Fleuristin Lionel, directeur du Conseil national de financement populaire (KNFP) est à l’origine des Makons. Conscient que l’expérience peut encore tâtonner et parfois susciter du scepticisme, il reste néanmoins déterminé : «Grâce au soutien du CCFD-Terre Solidaire, nous accompagnons les Makons depuis sept ans pour créer un réseau d’organisations et devenir force de proposition. »
Pour prouver l’importance de ces espaces, il prend l’exemple de la Caisse populaire de Gros-Morne, un imposant bâtiment situé au centre ville. «Les paysans sont à l’origine de cette caisse mais finalement l’initiative a été récupérée par l’élite locale qui l’a transformée à ses fins.

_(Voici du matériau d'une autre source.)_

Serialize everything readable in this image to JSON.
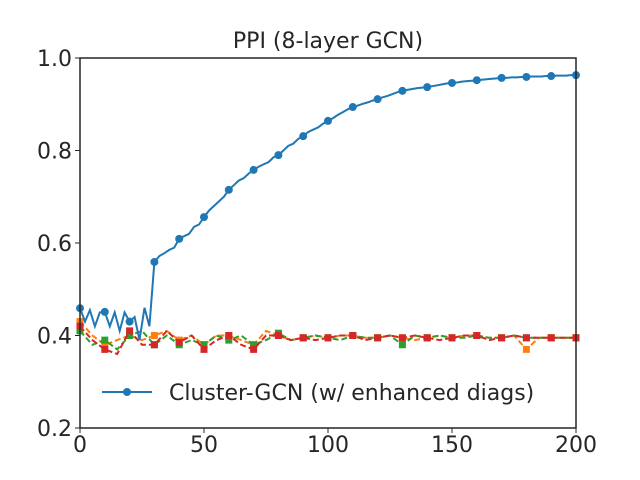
{
  "chart_data": {
    "type": "line",
    "title": "PPI (8-layer GCN)",
    "xlabel": "",
    "ylabel": "",
    "xlim": [
      0,
      200
    ],
    "ylim": [
      0.2,
      1.0
    ],
    "xticks": [
      "0",
      "50",
      "100",
      "150",
      "200"
    ],
    "yticks": [
      "0.2",
      "0.4",
      "0.6",
      "0.8",
      "1.0"
    ],
    "grid": false,
    "legend_position": "lower-right",
    "series": [
      {
        "name": "Cluster-GCN (w/ enhanced diags)",
        "color": "#1f77b4",
        "style": "solid",
        "marker": "circle",
        "marker_every": 10,
        "x": [
          0,
          2,
          4,
          6,
          8,
          10,
          12,
          14,
          16,
          18,
          20,
          22,
          24,
          26,
          28,
          30,
          32,
          34,
          36,
          38,
          40,
          42,
          44,
          46,
          48,
          50,
          52,
          54,
          56,
          58,
          60,
          62,
          64,
          66,
          68,
          70,
          72,
          74,
          76,
          78,
          80,
          82,
          84,
          86,
          88,
          90,
          92,
          94,
          96,
          98,
          100,
          102,
          104,
          106,
          108,
          110,
          112,
          114,
          116,
          118,
          120,
          122,
          124,
          126,
          128,
          130,
          132,
          134,
          136,
          138,
          140,
          142,
          144,
          146,
          148,
          150,
          152,
          154,
          156,
          158,
          160,
          162,
          164,
          166,
          168,
          170,
          172,
          174,
          176,
          178,
          180,
          182,
          184,
          186,
          188,
          190,
          192,
          194,
          196,
          198,
          200
        ],
        "y": [
          0.459,
          0.43,
          0.455,
          0.42,
          0.45,
          0.451,
          0.42,
          0.45,
          0.41,
          0.45,
          0.43,
          0.44,
          0.39,
          0.46,
          0.42,
          0.559,
          0.572,
          0.578,
          0.585,
          0.59,
          0.609,
          0.615,
          0.62,
          0.635,
          0.64,
          0.656,
          0.67,
          0.68,
          0.69,
          0.7,
          0.715,
          0.725,
          0.735,
          0.74,
          0.75,
          0.758,
          0.765,
          0.77,
          0.775,
          0.785,
          0.79,
          0.8,
          0.81,
          0.815,
          0.825,
          0.831,
          0.84,
          0.845,
          0.85,
          0.858,
          0.864,
          0.87,
          0.877,
          0.883,
          0.889,
          0.894,
          0.897,
          0.901,
          0.904,
          0.908,
          0.911,
          0.915,
          0.918,
          0.922,
          0.926,
          0.929,
          0.931,
          0.933,
          0.935,
          0.936,
          0.937,
          0.939,
          0.941,
          0.943,
          0.945,
          0.946,
          0.947,
          0.949,
          0.95,
          0.951,
          0.952,
          0.953,
          0.954,
          0.955,
          0.956,
          0.957,
          0.957,
          0.958,
          0.958,
          0.959,
          0.959,
          0.96,
          0.96,
          0.96,
          0.961,
          0.961,
          0.962,
          0.962,
          0.962,
          0.963,
          0.963
        ]
      },
      {
        "color": "#ff7f0e",
        "style": "dashed",
        "marker": "square",
        "marker_every": 10,
        "x": [
          0,
          5,
          10,
          15,
          20,
          25,
          30,
          35,
          40,
          45,
          50,
          55,
          60,
          65,
          70,
          75,
          80,
          85,
          90,
          95,
          100,
          105,
          110,
          115,
          120,
          125,
          130,
          135,
          140,
          145,
          150,
          155,
          160,
          165,
          170,
          175,
          180,
          185,
          190,
          195,
          200
        ],
        "y": [
          0.43,
          0.4,
          0.38,
          0.39,
          0.4,
          0.39,
          0.4,
          0.41,
          0.39,
          0.4,
          0.38,
          0.4,
          0.4,
          0.39,
          0.38,
          0.41,
          0.4,
          0.39,
          0.395,
          0.4,
          0.395,
          0.4,
          0.4,
          0.395,
          0.395,
          0.4,
          0.395,
          0.39,
          0.395,
          0.4,
          0.395,
          0.4,
          0.4,
          0.395,
          0.395,
          0.4,
          0.37,
          0.395,
          0.395,
          0.395,
          0.395
        ]
      },
      {
        "color": "#2ca02c",
        "style": "dashed",
        "marker": "square",
        "marker_every": 10,
        "x": [
          0,
          5,
          10,
          15,
          20,
          25,
          30,
          35,
          40,
          45,
          50,
          55,
          60,
          65,
          70,
          75,
          80,
          85,
          90,
          95,
          100,
          105,
          110,
          115,
          120,
          125,
          130,
          135,
          140,
          145,
          150,
          155,
          160,
          165,
          170,
          175,
          180,
          185,
          190,
          195,
          200
        ],
        "y": [
          0.41,
          0.38,
          0.39,
          0.37,
          0.4,
          0.41,
          0.38,
          0.4,
          0.38,
          0.39,
          0.38,
          0.4,
          0.39,
          0.4,
          0.38,
          0.39,
          0.405,
          0.39,
          0.395,
          0.4,
          0.395,
          0.39,
          0.4,
          0.395,
          0.395,
          0.4,
          0.38,
          0.4,
          0.395,
          0.4,
          0.395,
          0.395,
          0.4,
          0.395,
          0.395,
          0.4,
          0.395,
          0.395,
          0.395,
          0.395,
          0.395
        ]
      },
      {
        "color": "#d62728",
        "style": "dashed",
        "marker": "square",
        "marker_every": 10,
        "x": [
          0,
          5,
          10,
          15,
          20,
          25,
          30,
          35,
          40,
          45,
          50,
          55,
          60,
          65,
          70,
          75,
          80,
          85,
          90,
          95,
          100,
          105,
          110,
          115,
          120,
          125,
          130,
          135,
          140,
          145,
          150,
          155,
          160,
          165,
          170,
          175,
          180,
          185,
          190,
          195,
          200
        ],
        "y": [
          0.42,
          0.39,
          0.37,
          0.36,
          0.41,
          0.38,
          0.38,
          0.41,
          0.385,
          0.4,
          0.37,
          0.39,
          0.4,
          0.38,
          0.37,
          0.4,
          0.4,
          0.39,
          0.395,
          0.39,
          0.395,
          0.4,
          0.4,
          0.39,
          0.395,
          0.4,
          0.395,
          0.4,
          0.395,
          0.39,
          0.395,
          0.4,
          0.4,
          0.39,
          0.395,
          0.4,
          0.395,
          0.395,
          0.395,
          0.395,
          0.395
        ]
      }
    ]
  }
}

Dans cette société profondément inégalitaire, l’initiative leur échappe une fois de plus.»
En cette année électorale, il reconnaît les limites de ce qu’il est convenu d’appeler la «société civile». «J’ai un grand regret, alors que ces élections devraient représenter une opportunité, en particulier pour les mouvements paysans, elles sont à présent une menace. »

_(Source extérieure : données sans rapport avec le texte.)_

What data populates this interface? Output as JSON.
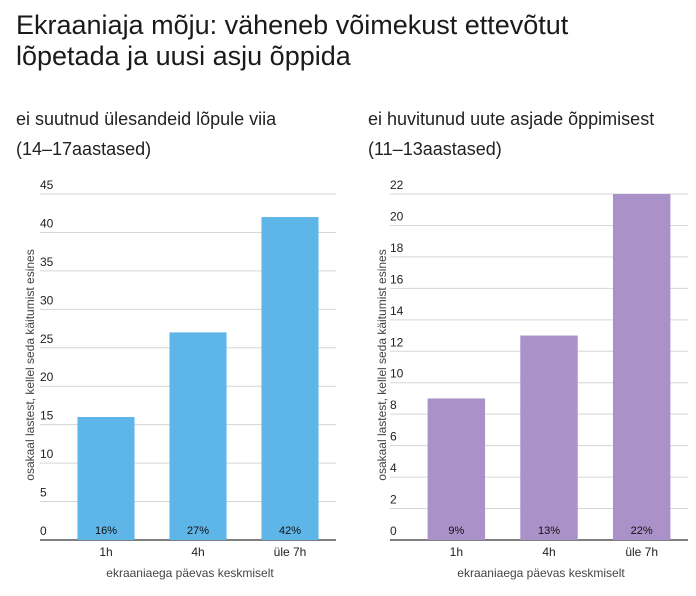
{
  "title": "Ekraaniaja mõju: väheneb võimekust ettevõtut lõpetada ja uusi asju õppida",
  "chart_data": [
    {
      "type": "bar",
      "title": "ei suutnud ülesandeid lõpule viia",
      "subtitle": "(14–17aastased)",
      "categories": [
        "1h",
        "4h",
        "üle 7h"
      ],
      "values": [
        16,
        27,
        42
      ],
      "data_labels": [
        "16%",
        "27%",
        "42%"
      ],
      "xlabel": "ekraaniaega päevas keskmiselt",
      "ylabel": "osakaal lastest, kellel seda käitumist esines",
      "ylim": [
        0,
        45
      ],
      "yticks": [
        0,
        5,
        10,
        15,
        20,
        25,
        30,
        35,
        40,
        45
      ],
      "color": "#5DB5E8",
      "grid": true
    },
    {
      "type": "bar",
      "title": "ei huvitunud uute asjade õppimisest",
      "subtitle": "(11–13aastased)",
      "categories": [
        "1h",
        "4h",
        "üle 7h"
      ],
      "values": [
        9,
        13,
        22
      ],
      "data_labels": [
        "9%",
        "13%",
        "22%"
      ],
      "xlabel": "ekraaniaega päevas keskmiselt",
      "ylabel": "osakaal lastest, kellel seda käitumist esines",
      "ylim": [
        0,
        22
      ],
      "yticks": [
        0,
        2,
        4,
        6,
        8,
        10,
        12,
        14,
        16,
        18,
        20,
        22
      ],
      "color": "#AA92C9",
      "grid": true
    }
  ]
}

Une blague circule à Port-au-Prince : « Vous mettez quatre leaders sous un poteau électrique et ils créent six partis politiques ! »

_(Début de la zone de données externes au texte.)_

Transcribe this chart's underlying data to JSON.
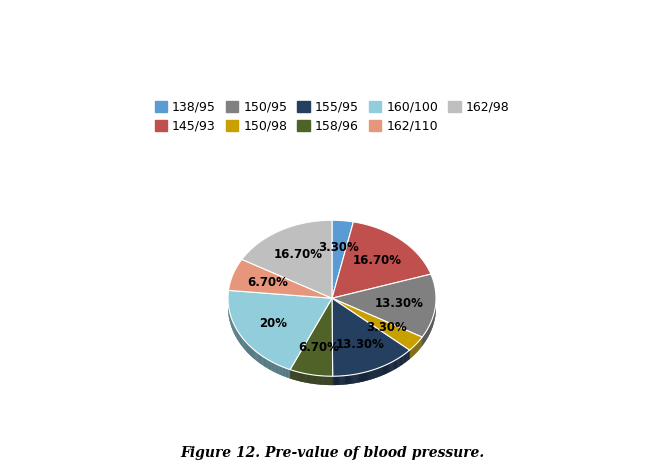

Le père Kawas François, responsable d’un centre de recherche Cerfas, également partenaire du CCFD-Terre Solidaire [[Centre de recherche, de réflexion, de formation et d’action sociale.]], souligne les acquis depuis la chute de Duvalier : le droit d’expression et le droit d’association sont effectifs.
Mais l’expérience démocratique dans un contexte d’extrême pauvreté rend les acteurs plus vulnérables à la corruption et à la défense des intérêts personnels.
Le jésuite s’exprime sans détour : « La politique est rentable en Haïti, on se sert et on s’enrichit vite ! En l’absence de garde-fous, on observe une lutte des élites pour contrôler les ressources, qu’il s’agisse des recettes publiques, de l’argent de la coopération internationale ou de la drogue. »
Ce reportage a été publié dans Faim et Développement d’octobre 2015 dans le cadre d’un dossier spécial sur les élections à Haïti.